Charlene Thomas, Ironton water administrator, said that implementing the stormwater utility fee had been a major headache.

"Oh, and it still is," Thomas said with a sigh. "Now I'm in the process of creating new accounts for all of the property owners. I was only through two routes as of yesterday, and I'd already created 149 accounts."

Although the fee will be applied to residences, Paul Sheets, engineering tech, said that businesses will not be receiving their $14.55 per 3,000 square feet charge, but rather a flat $14.55 until all the account work is completed.

The major hold-up has been the abandoned and rental properties that are affected by the fee. Although owners of those properties may not have been receiving a water bill before, they had to be included into the system for the stormwater utility fee.

Sheets said he is not positive that he has accounted for all properties.

"We're not 100 percent sure that we have all of the non-residential properties calculated at this point," Sheets said.

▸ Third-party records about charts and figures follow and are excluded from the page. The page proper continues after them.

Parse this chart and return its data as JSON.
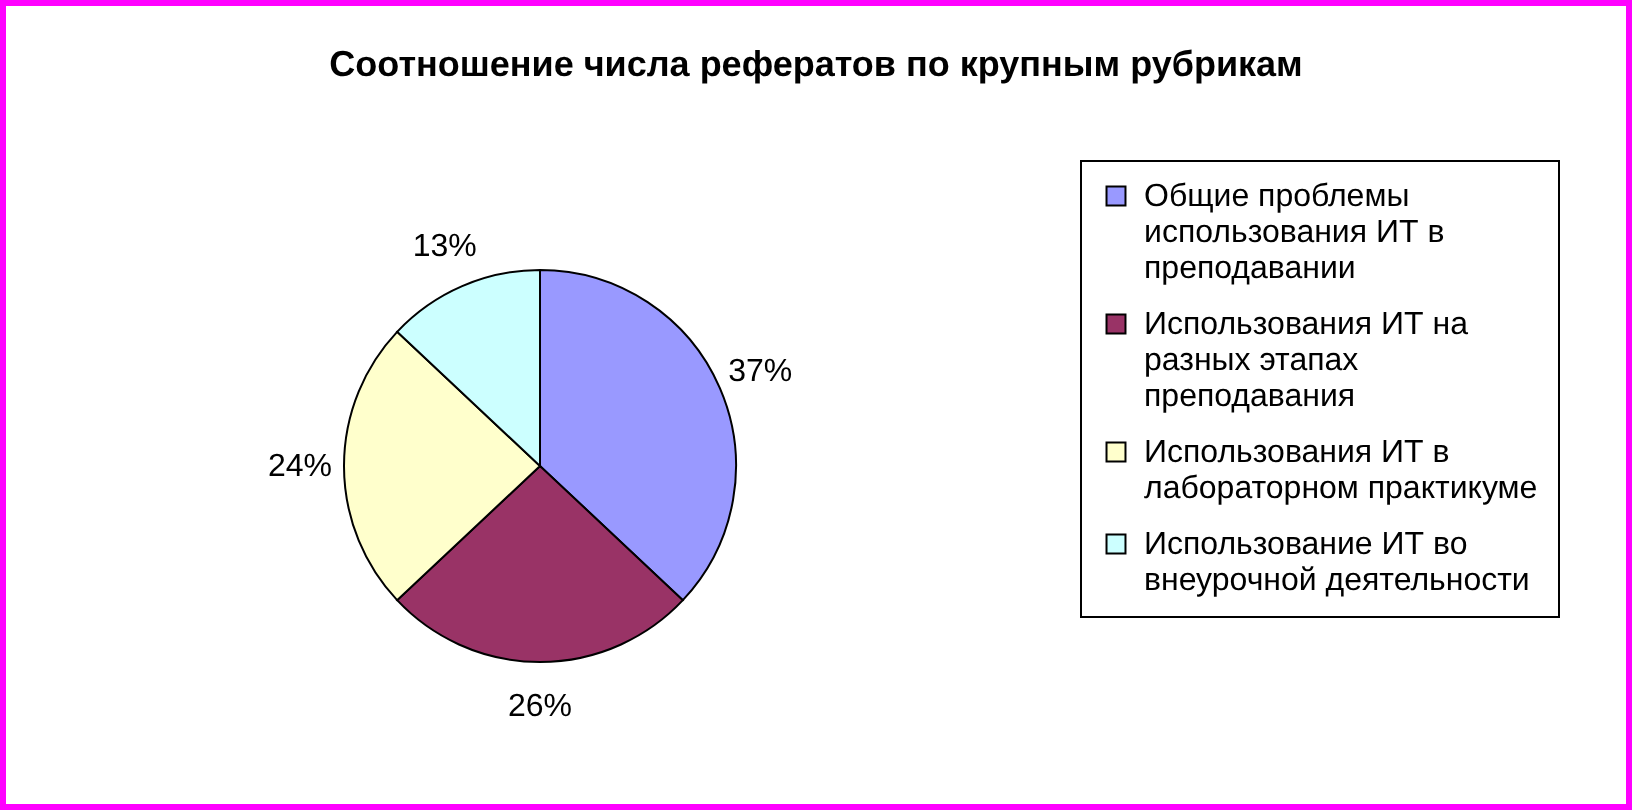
{
  "chart_data": {
    "type": "pie",
    "title": "Соотношение числа рефератов по крупным рубрикам",
    "categories": [
      "Общие проблемы использования ИТ в преподавании",
      "Использования ИТ на разных этапах преподавания",
      "Использования ИТ в лабораторном практикуме",
      "Использование ИТ во внеурочной деятельности"
    ],
    "values": [
      37,
      26,
      24,
      13
    ],
    "value_labels": [
      "37%",
      "26%",
      "24%",
      "13%"
    ],
    "colors": [
      "#9999ff",
      "#993366",
      "#ffffcc",
      "#ccffff"
    ],
    "legend": "right"
  }
}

"So what we're wanting to do is put the $14.55 on for the first month to get it started, and next month we will have everything in the computer and all the businesses will get hit with the full bill at the same time."

That's good news for businesses, some of which will save thousands by not having to pay their full charge until their October bill, but bad news for residents like senior citizen Jean Frecka, a life-long Irontonian living on a fixed budget.

"Oh, it makes it hard on people, on me, when you just live on a little income," Frecka said. "I only live on $500 a month, I can't hardly make it. I don't know what I'm going to do."

Water meters are being read this week, Thomas said, and bills should be issued at the end of this month with a due date of Sept. 12.